Siamo all’interno di una gabbia e ci trasciniamo verso un angolo più tranquillo, ma i fendenti di un coltello ci costringono a spostarci. Fino a quando alcuni non si muovono più perché non riescono più a sentire il coltello che affonda i colpi o, peggio, perché sono morti.

È questa la guerra a Gaza. Ora sono in corso dei negoziati, un cessate il fuoco, ecc. La popolazione è contenta perché è probabile che si arrivi a un cessate il fuoco, che tutto questo finisca presto. Ma la vera guerra la vedremo nel dopoguerra.
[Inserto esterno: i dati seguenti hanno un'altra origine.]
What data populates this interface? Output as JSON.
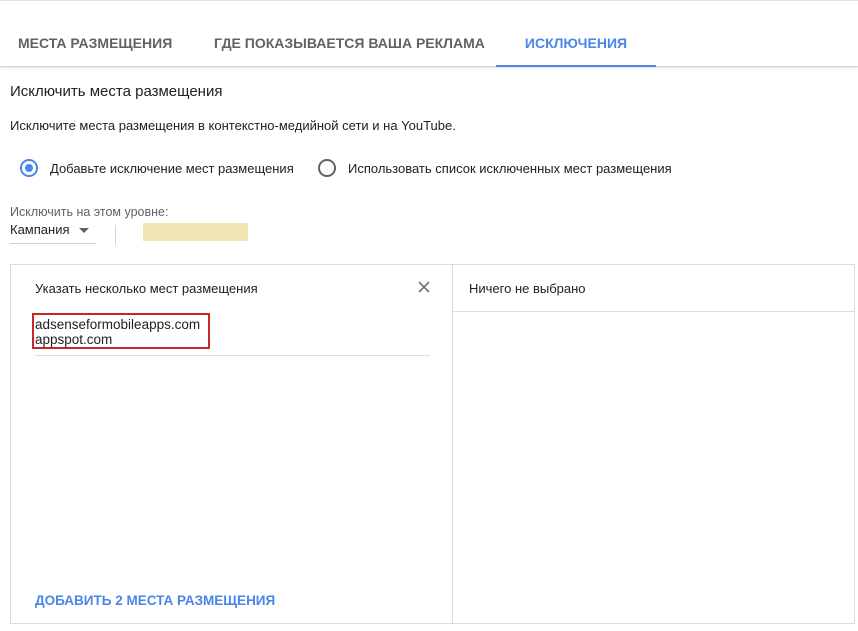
{
  "tabs": [
    {
      "label": "МЕСТА РАЗМЕЩЕНИЯ",
      "active": false
    },
    {
      "label": "ГДЕ ПОКАЗЫВАЕТСЯ ВАША РЕКЛАМА",
      "active": false
    },
    {
      "label": "ИСКЛЮЧЕНИЯ",
      "active": true
    }
  ],
  "section": {
    "title": "Исключить места размещения",
    "description": "Исключите места размещения в контекстно-медийной сети и на YouTube."
  },
  "options": [
    {
      "label": "Добавьте исключение мест размещения",
      "checked": true
    },
    {
      "label": "Использовать список исключенных мест размещения",
      "checked": false
    }
  ],
  "level": {
    "label": "Исключить на этом уровне:",
    "selected": "Кампания"
  },
  "left_panel": {
    "title": "Указать несколько мест размещения",
    "entries": [
      "adsenseformobileapps.com",
      "appspot.com"
    ],
    "add_button": "ДОБАВИТЬ 2 МЕСТА РАЗМЕЩЕНИЯ"
  },
  "right_panel": {
    "title": "Ничего не выбрано"
  },
  "colors": {
    "accent": "#4a86e8",
    "highlight_border": "#c62828",
    "redacted_fill": "#efe5b2"
  }
}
Bisognerà ricostruirsi come esseri umani, a partire dalle relazioni sociali. Ricostruire i nostri pensieri, il nostro modo di vivere. Ci vorrà tanto tempo. Se ne avranno la possibilità, in molti lasceranno Gaza. Ma l’entità dei problemi psicologici sarà enorme tanto per chi andrà via quanto per chi deciderà di restare.